The State of New York has its problems, and its public health system which must cater to the most ethnically- and culturally-diverse, and most densely-populated, demographic in the nation, is no exception. The terrorist attacks of September 11, 2001, and the anthrax mailings targeting New York State officials (as well as officials in Washington, D.C.), however, served as a wake-up call to state officials regarding their public health system. Consequently, New York has made every effort to establish and maintain as proficient a public health system possible. That does not, however, mean that it meets the CDC's "gold standard," because it does not. As the United Health Foundation's national ranking indicates, New York has room for improvement in closing socioeconomic gaps in terms of quality of health care, but the state's biggest concerns remain tied to individual conduct as opposed to some government-wide deficiency. In other words, if New Yorkers could exercise greater discipline with regard to nutrition, the state's ranking would improve considerably, a phenomenon former governor Bloomberg attempted to address by limiting portions of unhealthy foods served in New York eateries (e.g., fast-food outlets).
Obesity aside (and New York is hardly alone in this area, as visitors to the Midwest will attest), New York State officials have made good faith efforts at building medical facilities to serve previously under-served demographics, and has maintained sufficiently rigorous standards with regard to levels of technical proficiency and physician care.
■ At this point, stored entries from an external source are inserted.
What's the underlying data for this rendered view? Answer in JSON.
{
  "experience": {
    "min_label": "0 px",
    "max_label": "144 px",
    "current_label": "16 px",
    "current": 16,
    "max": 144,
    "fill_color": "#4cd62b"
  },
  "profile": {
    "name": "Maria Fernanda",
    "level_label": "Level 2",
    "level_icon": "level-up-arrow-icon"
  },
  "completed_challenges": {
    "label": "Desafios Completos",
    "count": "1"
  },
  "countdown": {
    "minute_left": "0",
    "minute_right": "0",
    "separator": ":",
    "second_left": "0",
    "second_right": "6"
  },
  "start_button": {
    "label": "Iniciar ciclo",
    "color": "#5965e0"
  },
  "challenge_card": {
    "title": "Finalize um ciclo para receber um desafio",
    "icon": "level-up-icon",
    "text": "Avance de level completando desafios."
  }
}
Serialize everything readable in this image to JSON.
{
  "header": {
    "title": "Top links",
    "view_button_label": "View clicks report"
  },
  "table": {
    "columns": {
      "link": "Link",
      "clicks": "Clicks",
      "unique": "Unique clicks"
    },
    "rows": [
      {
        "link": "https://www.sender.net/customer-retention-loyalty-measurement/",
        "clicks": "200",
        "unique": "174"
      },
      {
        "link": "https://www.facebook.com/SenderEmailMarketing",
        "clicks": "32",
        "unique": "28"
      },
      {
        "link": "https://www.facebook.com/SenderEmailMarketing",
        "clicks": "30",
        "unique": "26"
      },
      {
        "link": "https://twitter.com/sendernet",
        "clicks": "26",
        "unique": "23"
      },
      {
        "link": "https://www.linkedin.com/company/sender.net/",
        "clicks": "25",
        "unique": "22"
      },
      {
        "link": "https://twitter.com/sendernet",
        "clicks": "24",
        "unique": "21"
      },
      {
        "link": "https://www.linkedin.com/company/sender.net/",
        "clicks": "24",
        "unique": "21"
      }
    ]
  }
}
New York, as stated, is a heavily-populated state, especially the New York City metropolitan area, and its state statutory authorities are commensurate with the state's demographics. It is a major entry point for international visitors and immigrants, as well as remaining a major port for imports of all matter of goods. Consequently, residents live with a built-in high-level of threat from biological pathogens brought in by visitors, immigrants, produce, etc. It cannot be judged on the same level as much smaller states like Wyoming that have much smaller populations do not have maritime or international land borders. As such New York's public health infrastructure faces strains that exceed most other states. Taking that into account, one can conclude that it measures up well to the CDC standards.